當時有幾隻土狼垂涎地朝他走來,他以為自己死定了,想不到在千鈞一髮之際,薩昂出現了,將他救了回來。
為了報答薩昂的恩情,他決定留在狼牙山行醫。雖然他並不清楚薩昂的過去,但是這兩年下來,他知道這個俊美無儔的男子似乎對女人不怎麼感興趣,從沒見過薩昂的身邊出現過什麼陌生女子。
原本他還曾在心裡暗暗懷疑薩昂該不是天性排斥女人,想不到今兒個他卻突然帶回了一名絕世美人。
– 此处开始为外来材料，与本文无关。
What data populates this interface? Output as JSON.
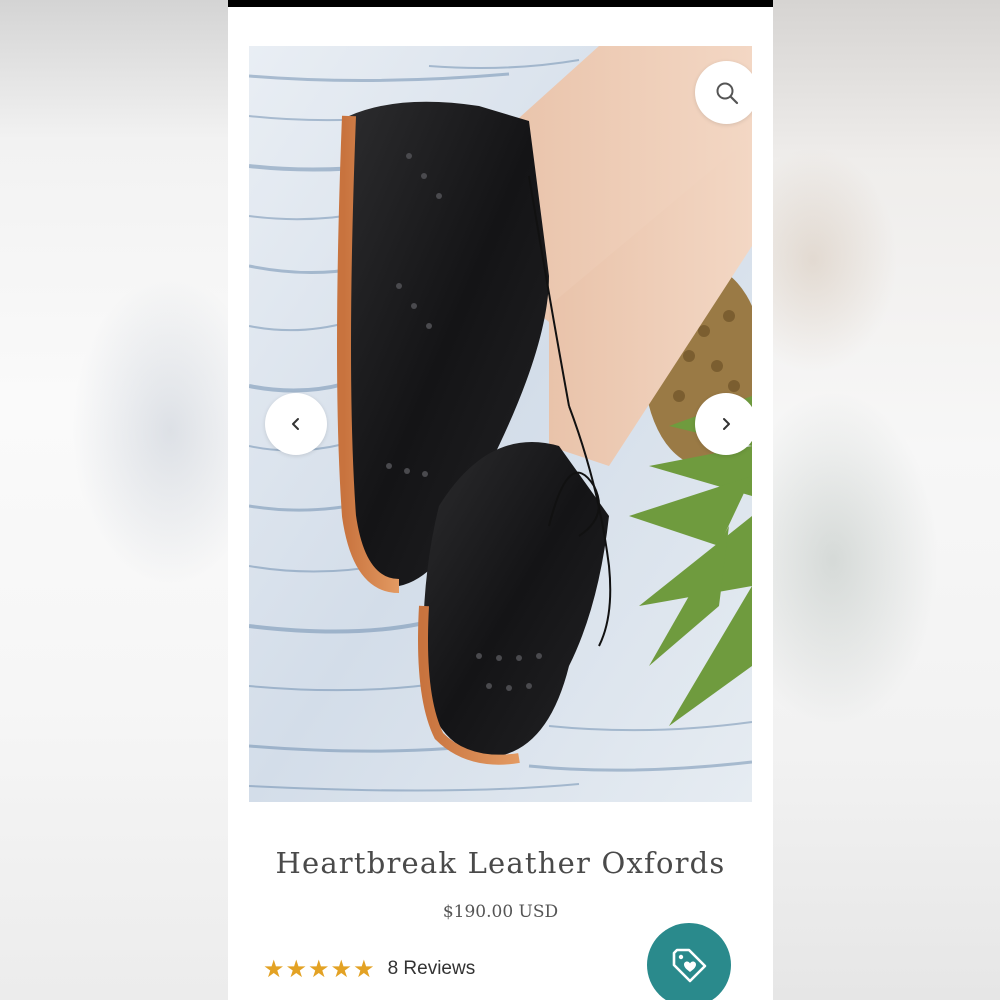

薩昂望著床上的人兒,一瞬也不瞬地盯著那張絕美的容顏。
「她,不一樣。」
「不一樣?好吧,她確實比那些愛慕你、一心希望能得到你青睞的姑娘們還要美上許多。難道……你看上了她的美色,打算將她救活之後當你的﹃狼後﹄?」
古常夫興致勃勃地問,只可惜薩昂並沒打算滿足他的好奇心。
「你的話太多了,只管醫治她就是了。她的情況究竟如何?」
「她啊,挺慘的。除了額角之外,肩骨、手臂、後背甚至是雙腿都有多處擦傷,其中最嚴重的就是她的額頭。真是難為了她,一個纖細嬌弱的女孩子家,卻承受了這麼大的痛楚。」
「有沒有救?」薩昂簡明扼要地問。
「當然有!難得出現一個讓你另眼相看的女人,就算她只剩下最後一口氣,我想盡辦法也要將她給救活,更別說她其實算相當幸運了,雖然身上有多處擦傷,但都只是皮肉傷,沒有傷到筋骨和要害。放心吧,她很快就會復原的。」
「既然傷得不算重,她怎麼會忘了自己是誰?」
「喔?失去記憶了?」古常夫看著她額角上的傷口,說道:「她的腦子受到了猛烈撞擊和傷害,會突然失去記憶也不是不可能的事。」
「真的?」
「當然是真的!」古常夫肯定地點了點頭。「四年多前,我也遇過同樣的情況,有個虎背熊腰的壯漢不小心從馬背上摔下來,還被馬腳狠狠踹中了腦袋,暈死過去,結果他清醒之後,連自己姓啥名啥、住哪兒統統都給忘了呢!」
薩昂沉吟了半晌後,開口問道:「她這樣的情況會持續多久?什麼時候才會恢復正常?」
「這個嘛……恐怕沒人能說得準。當初那個壯漢過了三個多月才恢復記憶,至於這姑娘……還得看她的造化吧。也許十天、半個月,也許要好幾個月,也或許她這輩子就再也想不起自己是誰了。」古常夫同情地歎口氣之後,起身道:「好了,我先去幫她煎些藥,晚些時候再來看看情況。」